One of San Jose’s largest business groups wants homeless people off its streets, and here’s it’s pitch to make that happen.
San Jose Downtown Association Executive Director Scott Knies floated the idea of creating a social services team to focus on the homeless population.
“What is clear to all of us in the trenches is a failure to provide workable solutions for the significant homeless population deemed ‘service resistant,'” Knies said Friday. “These individuals, whether they suffer from psychosis, substance abuse or preferring their lifestyle as urban outdoorsmen, do not fit easily into the community plan to end homelessness. There undeniably needs to be another plan.”
The association already has a team called Groundwerx Ambassadors who escort people who feel unsafe while walking downtown. These ambassadors also work with the downtown homeless population, which numbers between 125 to 200 people according to the association’s count, to connect them with city and county resources. By enhancing the social service team, Knies said the association could provide greater outreach to the homeless in need of mental health resources.
The association manages a unique agreement with downtown residents called the Property-Based Improvement District, or PBID. As part of the PBID, commercial and residential property owners pay for downtown cleaning and beautification projects, such as the association’s Groundwerx team. The proposed social services team would be funded by those fees.
Knies’ idea would connect homeless individuals to resources such as the city’s encampment program—Services, Outreach, Assistance and Resources, or SOAR—and the San Jose Police Department and the county’s Mobile Crisis Response Teams.
The association hopes the county’s recent passage of opting into Laura’s Law will help those with severe mental illness living on the streets. The program provides mental health services under a court-ordered mandate.
The enhancement of social services is still in its early stages and its budget and scope haven’t been developed. However, the association hopes to have a clearer idea once its Board of Directors, which includes property owners in the downtown area, weighs in. The idea isn’t to provide case management, association officials said, but rather to connect homeless people to mental health resources.
“Innovation is absolutely necessary for the next 10 years for the district,” Chloe Shipp, the downtown association’s director of public space operations, told San José Spotlight. “With a social impact team, we can be a little more intentional and stay with an unhoused person and try and help her through whatever questions she has—and then make a much warmer handoff.”
Existing services
Due to an “alarming” rate of mental health calls, the San Jose Police Department in March created a Mobile Crisis Response Team, or MCRT. The team consists of two sergeants and eight officers. The officers wear gray sweatshirts—instead of traditional police uniforms—along with their duty belts to help de-escalate situations. The county already has its own MCRT made of up licensed clinicians and therapists.
Jeff Scott, spokesperson for the city’s housing department, said the association and the city have not discussed a collaboration with the San Jose Police department’s MCRT and the county’s on mobile crisis unit.

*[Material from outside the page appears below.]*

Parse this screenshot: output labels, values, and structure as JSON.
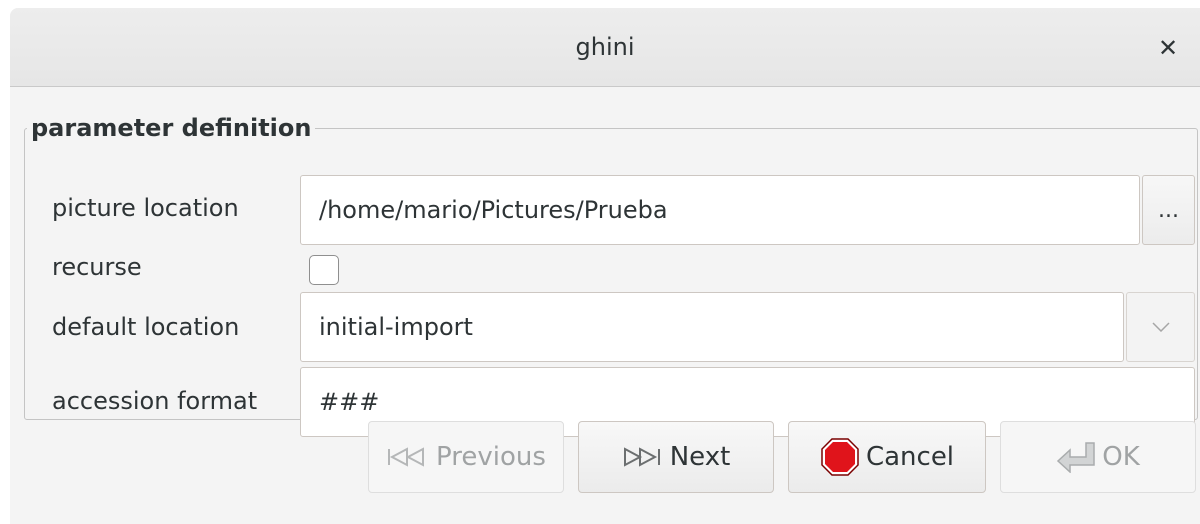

The association is seeking a licensed clinical social worker to lead the team, which will also include people who have experienced homelessness.
The current PBID agreement expires next year. The PBID board and renewal steering committee, as well as member feedback, will shape the final management plan of the new district, including the final structure of the social impact team.
The PBID is in the process of renewal. A new agreement is expected to start in July 2022.